41. The engineered microbial cell of claim 39 or 40, wherein the engineered microbial cell additionally comprises a feedback-deregulated aspartokinase having at least 70% amino acid sequence identity with a feedback-deregulated Saccharomyces cerevisiae aspartokinase.

42. The engineered microbial cell of claim 37, wherein the yeast cell is a Yarrowia lipolytica cell.

43. The engineered microbial cell of claim 42, wherein the engineered microbial cell comprises a heterologous cystathionine beta-synthase having at least 70% amino acid sequence identity with a Saccharomyces cerevisiae cystathionine beta-synthase.
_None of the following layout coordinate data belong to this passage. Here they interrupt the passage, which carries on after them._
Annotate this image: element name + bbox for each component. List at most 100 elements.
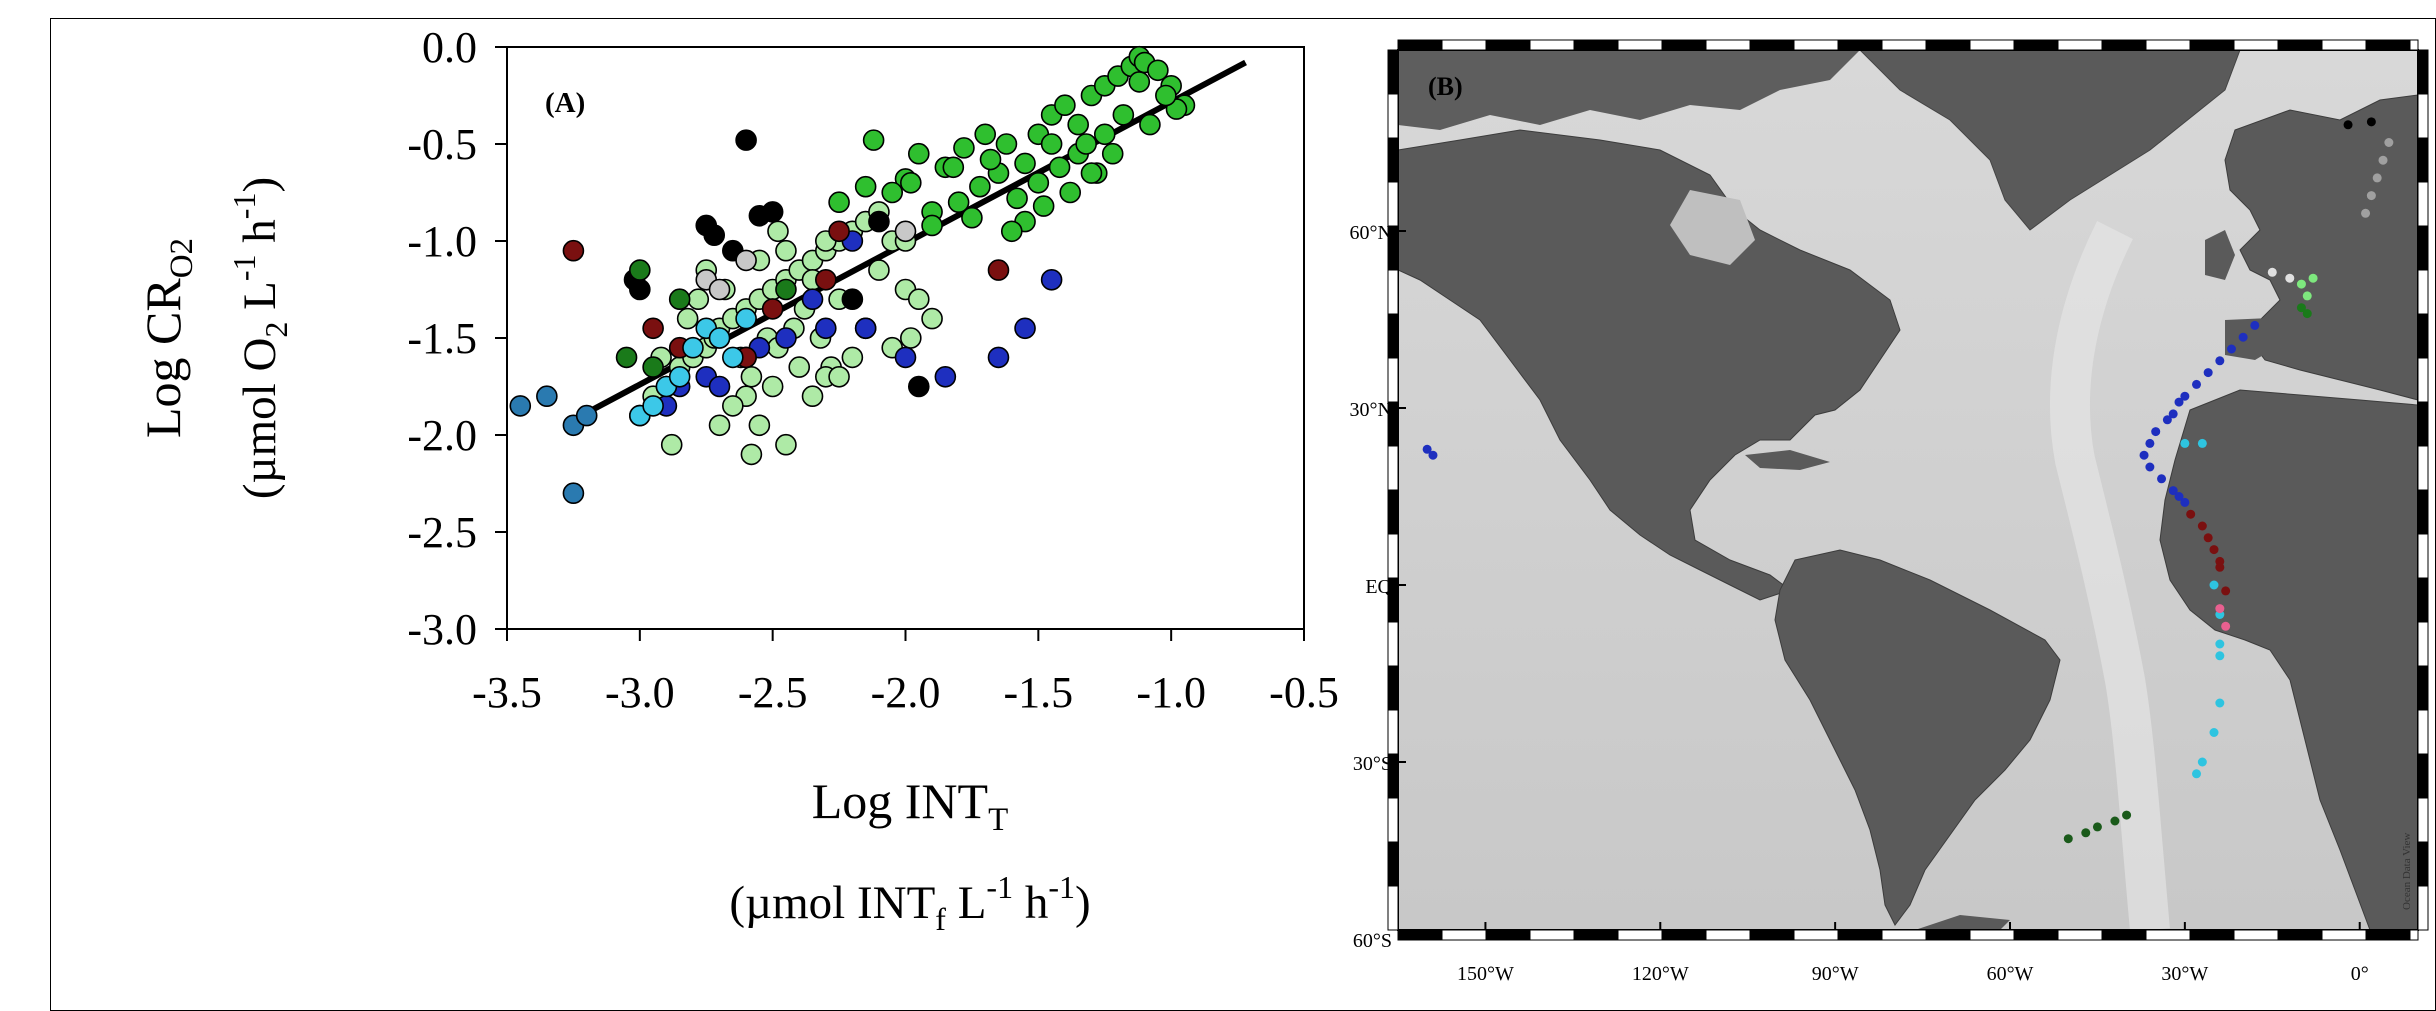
- iberia: [2225, 318, 2280, 360]
- frame-dash: [1617, 929, 1663, 941]
- scatter-point: [629, 259, 651, 281]
- scatter-point: [629, 278, 651, 301]
- station-marker: [2378, 155, 2388, 165]
- scatter-point: [814, 317, 837, 340]
- frame-dash: [2057, 39, 2103, 51]
- frame-dash: [2365, 929, 2411, 941]
- y-axis-units: (µmol O2 L-1 h-1): [226, 177, 294, 499]
- frame-dash: [1387, 269, 1399, 315]
- frame-dash: [2321, 929, 2367, 941]
- station-marker: [2226, 344, 2236, 354]
- y-units-part: L: [234, 281, 286, 321]
- x-units-sub: f: [935, 901, 946, 937]
- station-marker: [2145, 462, 2155, 472]
- frame-dash: [2417, 753, 2429, 799]
- caribbean-islands: [1745, 450, 1830, 470]
- x-units-part: L: [946, 877, 986, 929]
- x-axis-units: (µmol INTf L-1 h-1): [729, 869, 1090, 937]
- africa: [2159, 389, 2418, 930]
- y-units-sup: -1: [226, 254, 262, 281]
- y-units-part: h: [234, 219, 286, 254]
- scatter-points: [509, 45, 1196, 505]
- station-marker: [2302, 291, 2312, 301]
- panel-label-b: (B): [1428, 72, 1463, 101]
- station-marker: [2139, 450, 2149, 460]
- scatter-point: [1006, 187, 1028, 210]
- scatter-point: [907, 288, 930, 311]
- latitude-labels: 60°N 30°N EQ 30°S 60°S: [1350, 222, 1406, 952]
- scatter-point: [868, 259, 890, 281]
- scatter-point: [987, 259, 1010, 281]
- frame-dash: [1529, 39, 1575, 51]
- scatter-point: [668, 365, 691, 388]
- scatter-point: [1059, 181, 1082, 204]
- frame-dash: [2417, 357, 2429, 403]
- arctic-islands: [1398, 50, 1860, 130]
- frame-dash: [1387, 49, 1399, 95]
- y-units-part: (µmol O: [234, 338, 286, 500]
- scatter-point: [676, 307, 699, 330]
- frame-dash: [1837, 39, 1883, 51]
- frame-dash: [2417, 93, 2429, 139]
- frame-dash: [2417, 49, 2429, 95]
- frame-dash: [1617, 39, 1663, 51]
- frame-dash: [2189, 39, 2235, 51]
- scatter-point: [1075, 133, 1097, 155]
- frame-dash: [1925, 929, 1971, 941]
- scatter-point: [1032, 195, 1055, 217]
- scatter-point: [921, 307, 943, 330]
- frame-dash: [1397, 39, 1443, 51]
- station-marker: [2361, 208, 2371, 218]
- scatter-point: [801, 288, 824, 311]
- frame-dash: [1925, 39, 1971, 51]
- scatter-point: [1139, 113, 1161, 136]
- y-tick-label: -2.0: [407, 411, 477, 460]
- scatter-point: [562, 239, 585, 262]
- scatter-point: [642, 356, 664, 378]
- longitude-labels: 150°W 120°W 90°W 60°W 30°W 0°: [1457, 922, 2369, 985]
- station-marker: [2192, 379, 2202, 389]
- british-isles: [2205, 230, 2235, 280]
- scatter-point: [660, 433, 683, 456]
- frame-dash: [1573, 929, 1619, 941]
- scatter-point: [961, 206, 983, 229]
- frame-dash: [2277, 39, 2323, 51]
- x-units-sup: -1: [986, 869, 1013, 905]
- scatter-point: [854, 317, 877, 340]
- scatter-point: [1147, 59, 1169, 82]
- frame-dash: [2417, 885, 2429, 931]
- y-tick-label: -1.5: [407, 314, 477, 363]
- station-marker: [2122, 810, 2132, 820]
- frame-dash: [1441, 929, 1487, 941]
- frame-dash: [2417, 709, 2429, 755]
- station-marker: [2162, 415, 2172, 425]
- map-credit: Ocean Data View: [2401, 833, 2413, 910]
- y-units-sup: -1: [226, 193, 262, 220]
- lon-label: 120°W: [1632, 963, 1689, 985]
- scatter-point: [722, 395, 744, 417]
- station-marker: [2145, 438, 2155, 448]
- scatter-point: [1101, 142, 1124, 165]
- frame-dash: [2233, 929, 2279, 941]
- x-label-main: Log INT: [812, 773, 988, 829]
- frame-dash: [2233, 39, 2279, 51]
- frame-dash: [1387, 621, 1399, 667]
- scatter-point: [703, 224, 726, 246]
- scatter-point: [708, 327, 731, 349]
- scatter-point: [1128, 71, 1151, 93]
- station-marker: [2215, 356, 2225, 366]
- scatter-point: [942, 156, 965, 179]
- scatter-point: [788, 356, 811, 378]
- scatter-point: [642, 395, 664, 417]
- station-marker: [2209, 580, 2219, 590]
- scatter-point: [735, 249, 757, 272]
- station-marker: [2384, 138, 2394, 147]
- lon-label: 150°W: [1457, 963, 1514, 985]
- frame-dash: [2101, 929, 2147, 941]
- frame-dash: [2145, 39, 2191, 51]
- x-units-sup: -1: [1048, 869, 1075, 905]
- station-marker: [2215, 651, 2225, 661]
- scatter-point: [642, 317, 664, 340]
- scatter-point: [575, 404, 598, 427]
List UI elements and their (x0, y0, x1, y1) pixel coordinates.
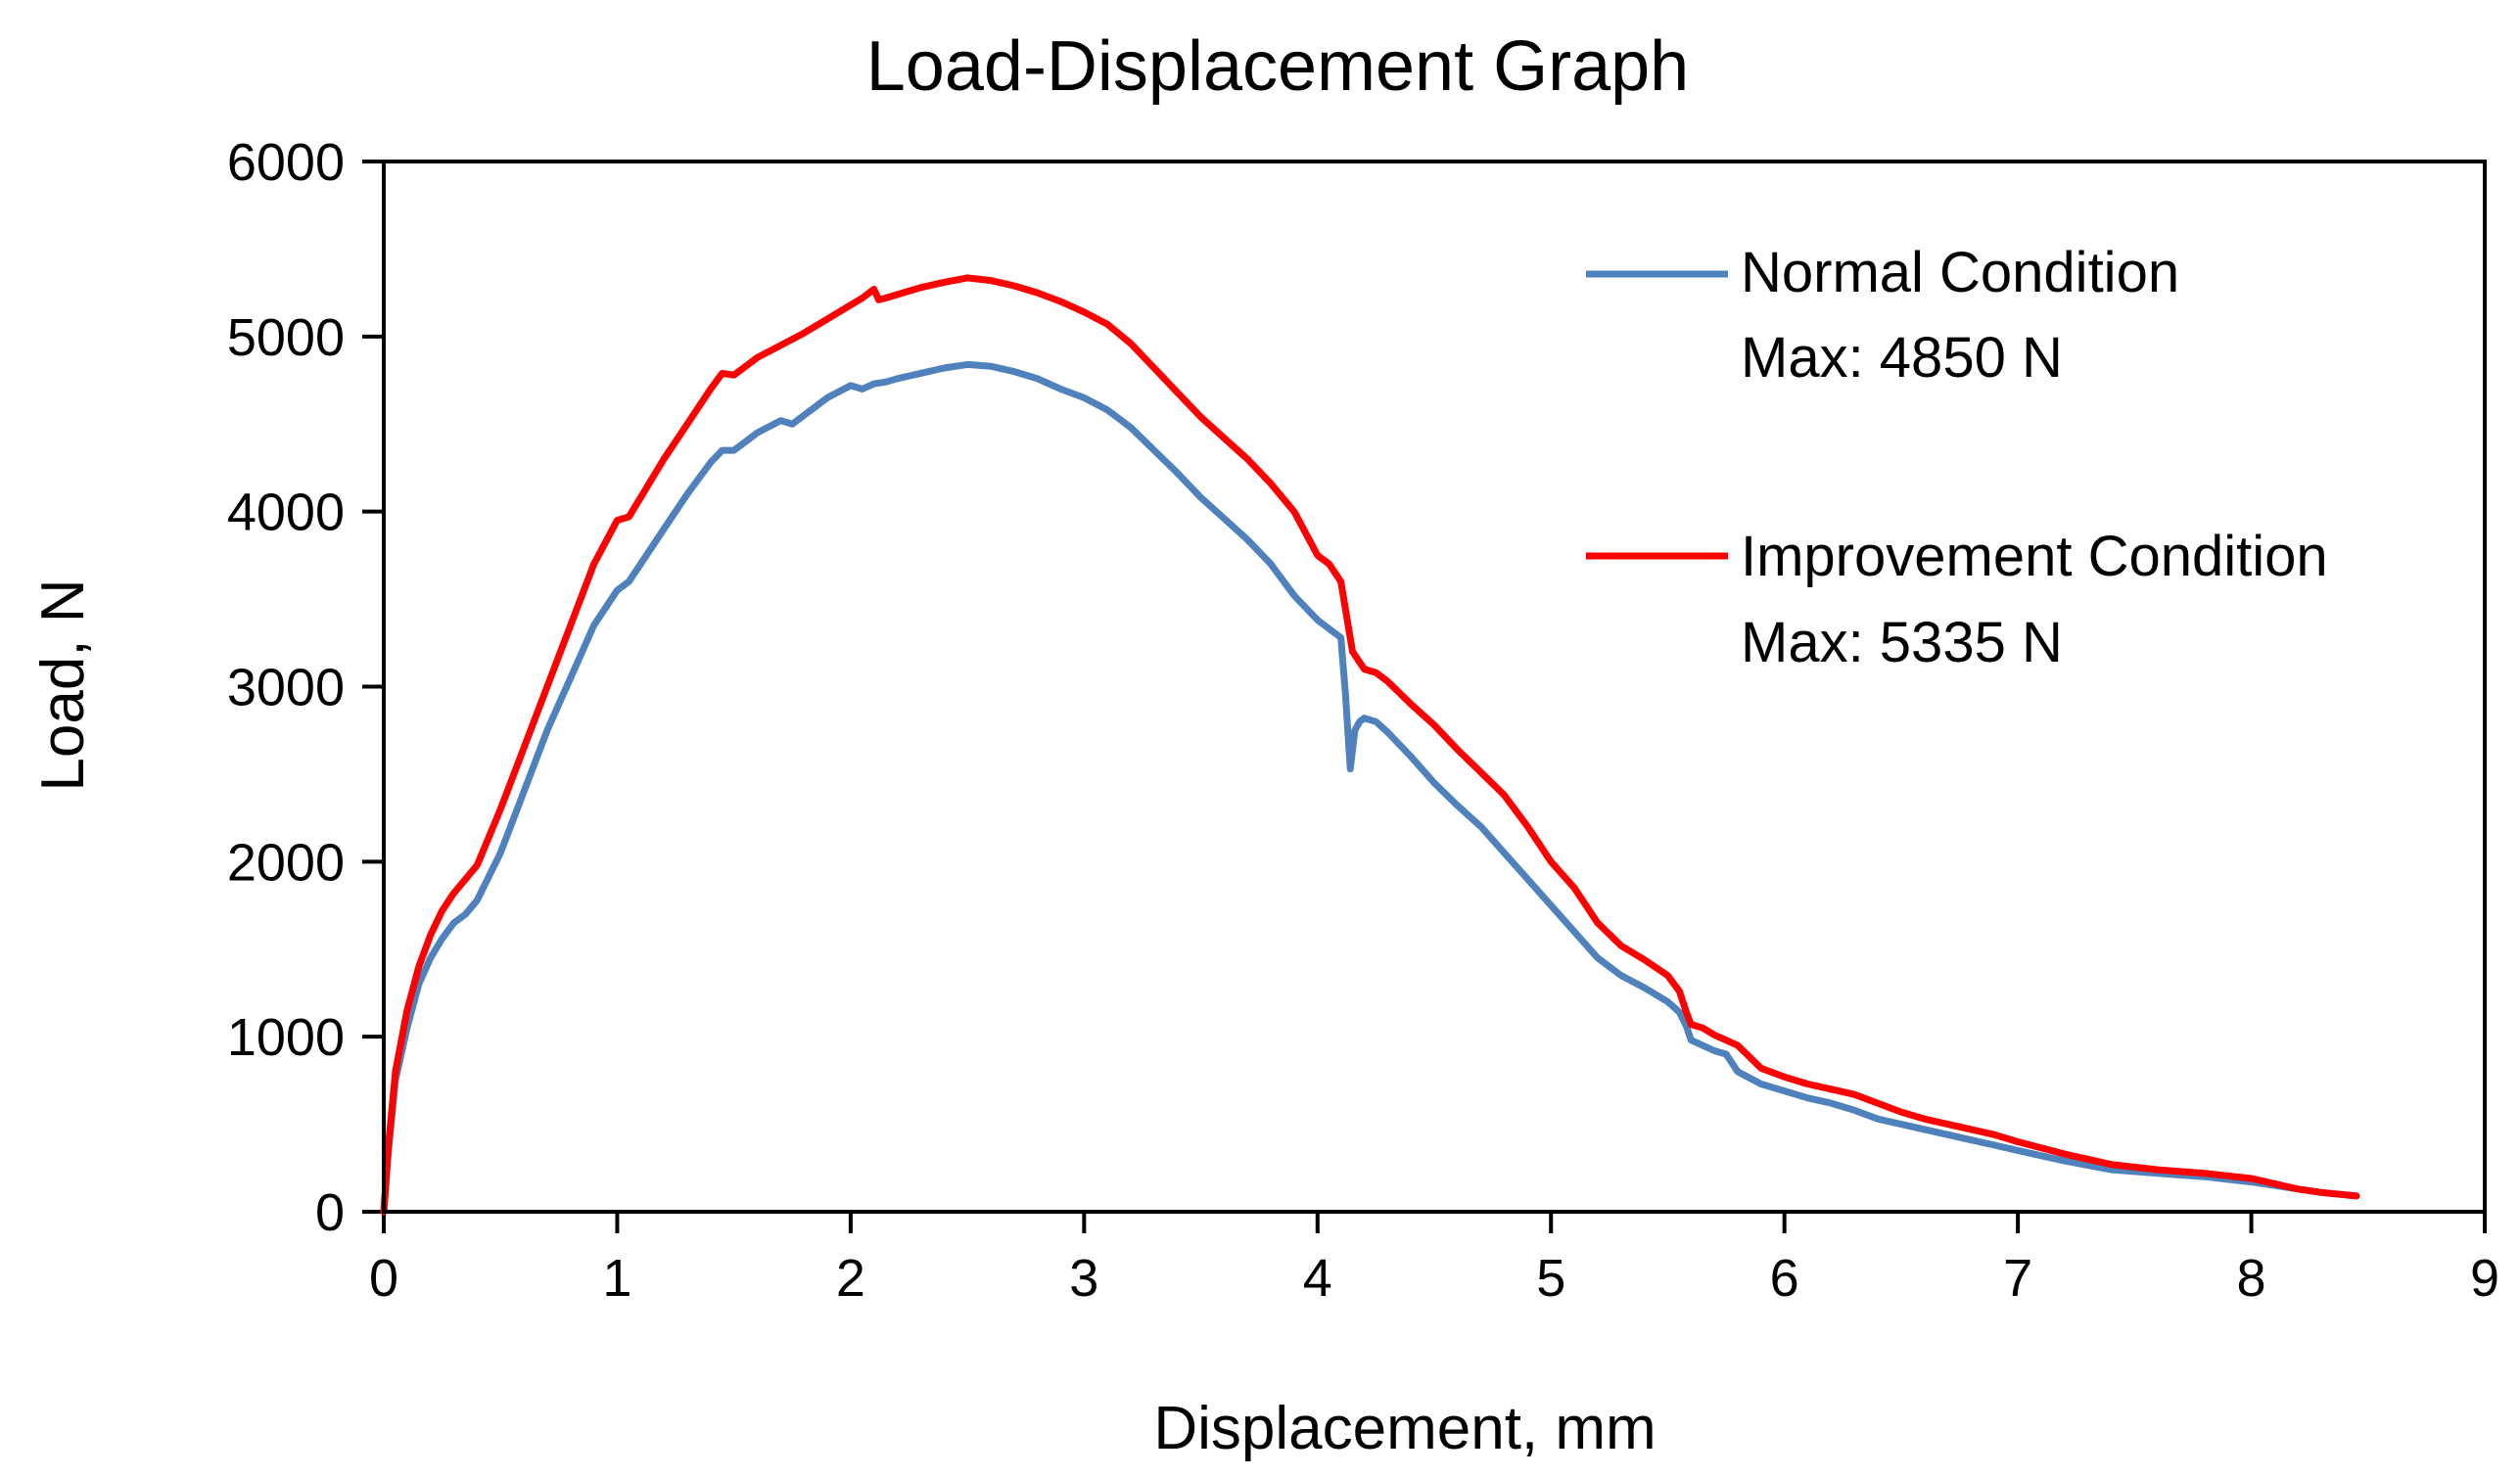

44. The engineered microbial cell of claim 43, wherein the engineered microbial cell additionally comprises a heterologous cystathionine gamma-synthase having at least 70% amino acid sequence identity with a Bacillus paralicheniformis cystathionine gamma-synthase.

45. The engineered microbial cell of claim 43 or claim 44, wherein the engineered microbial cell additionally comprises a feedback-deregulated aspartokinase having at least 70% amino acid sequence identity with a feedback-deregulated Saccharomyces cerevisiae aspartokinase.

46. The engineered microbial cell of any one of claims 1-45, wherein, when cultured, the engineered microbial cell produces cystathionine at a level at least 50 μg/L of culture medium.

47. The engineered microbial cell of claim 46, wherein, when cultured, the engineered microbial cell produces cystathionine at a level at least 1 mg/L of culture medium.

48. A culture of engineered microbial cells according to any one of claims 1-47, optionally wherein the culture comprises cystathionine at a level at least 4 mg/L of culture medium.

49. A method of culturing engineered microbial cells according to any one of claims 1-47, the method comprising culturing the cells under conditions suitable for producing cystathionine, optionally wherein the method additionally comprises recovering cystathionine from the culture.